Open-Pollinated
A variety pollinated by wind, insects, or other natural means, whose offspring reliably reproduce the parent's characteristics when grown under similar conditions. Seeds from open-pollinated varieties can be saved and replanted.
Open-pollinated (OP) varieties are pollinated by natural means - wind, insects, or self-pollination within the same variety - without controlled crossing between genetically different lines. The defining characteristic: seed saved from an open-pollinated variety produces offspring that look and grow like the parent plant. The variety breeds true.
Why It Matters for Seed Saving
Open-pollinated status is what makes seed saving practical. When you save tomato seed from a favorite OP variety and plant it next year, you get the same tomato. When you do the same with an F1 hybrid, you get unpredictable results. Every heirloom variety is open-pollinated; not every OP variety is an heirloom.
Self-Pollinating vs. Cross-Pollinating OP Varieties
Two types of open pollination exist:
Self-pollinating: pollen transfers within the same flower or between flowers of the same plant. Tomatoes, peppers, lettuce, and beans are primarily self-pollinating, which makes seed saving from these crops reliable and simple - the variety doesn’t cross with neighboring plants.
Cross-pollinating: pollen transfers between plants, carried by wind or insects. Corn, squash, cucumbers, and brassicas cross-pollinate freely. To save true-to-type seed from cross-pollinating OP varieties, you need either isolation (growing only one variety of that species in the area) or manual pollination control. Failing to isolate varieties means your saved seed is a cross between whatever was blooming nearby.
Stability and Selection
Open-pollinated varieties are not perfectly static.

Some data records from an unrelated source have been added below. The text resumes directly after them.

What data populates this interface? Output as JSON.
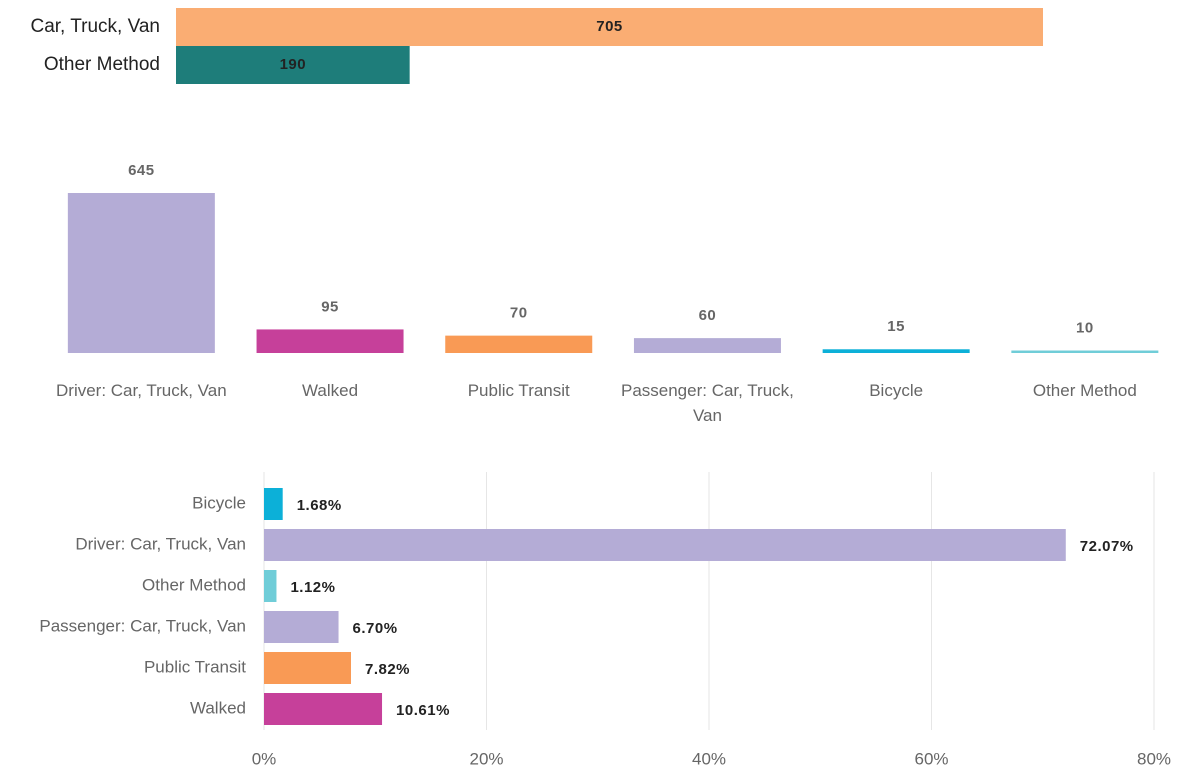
{
  "chart_data": [
    {
      "type": "hbar",
      "categories": [
        "Car, Truck, Van",
        "Other Method"
      ],
      "values": [
        705,
        190
      ],
      "colors": [
        "#faad73",
        "#1e7d7a"
      ]
    },
    {
      "type": "bar",
      "categories": [
        "Driver: Car, Truck, Van",
        "Walked",
        "Public Transit",
        "Passenger: Car, Truck, Van",
        "Bicycle",
        "Other Method"
      ],
      "values": [
        645,
        95,
        70,
        60,
        15,
        10
      ],
      "colors": [
        "#b4acd6",
        "#c6409a",
        "#f99a55",
        "#b4acd6",
        "#0cb0d8",
        "#70cdd8"
      ]
    },
    {
      "type": "hbar",
      "categories": [
        "Bicycle",
        "Driver: Car, Truck, Van",
        "Other Method",
        "Passenger: Car, Truck, Van",
        "Public Transit",
        "Walked"
      ],
      "values": [
        1.68,
        72.07,
        1.12,
        6.7,
        7.82,
        10.61
      ],
      "value_labels": [
        "1.68%",
        "72.07%",
        "1.12%",
        "6.70%",
        "7.82%",
        "10.61%"
      ],
      "colors": [
        "#0cb0d8",
        "#b4acd6",
        "#70cdd8",
        "#b4acd6",
        "#f99a55",
        "#c6409a"
      ],
      "xlim": [
        0,
        80
      ],
      "xticks": [
        {
          "value": 0,
          "label": "0%"
        },
        {
          "value": 20,
          "label": "20%"
        },
        {
          "value": 40,
          "label": "40%"
        },
        {
          "value": 60,
          "label": "60%"
        },
        {
          "value": 80,
          "label": "80%"
        }
      ],
      "grid": true
    }
  ]
}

Each generation, small natural variations occur. Seed savers who consistently select the best-performing plants for seed - largest fruits, earliest maturity, best disease resistance - gradually improve the variety for their specific conditions. This is how regionally adapted landrace varieties develop over decades.
Commercial OP varieties are more genetically uniform than landrace varieties but less so than F1 hybrids. Some variation from plant to plant is normal and expected.
OP vs. Heirloom vs. Hybrid
- All heirlooms are open-pollinated
- Not all OP varieties are heirlooms - new OP varieties are developed and introduced regularly
- No hybrid is open-pollinated (by definition - hybrids are created by controlled crossing)
A newly released OP variety from a plant breeder who stabilized it over 8 generations is open-pollinated but not an heirloom. After 50 years of use, it might qualify as heirloom by common usage.
Choosing OP Over Hybrid
The main reasons to choose OP varieties:
- Seed saving - reduce ongoing seed costs
- Genetic diversity - not dependent on a single breeding company’s proprietary lines
- Adaptability - OP varieties can be selected over time to fit your specific conditions
- Flavor - many classic OP tomatoes and other crops have better flavor than commercial hybrids
The main trade-offs: less disease resistance than modern hybrids in many species, less yield uniformity, and more variation plant to plant.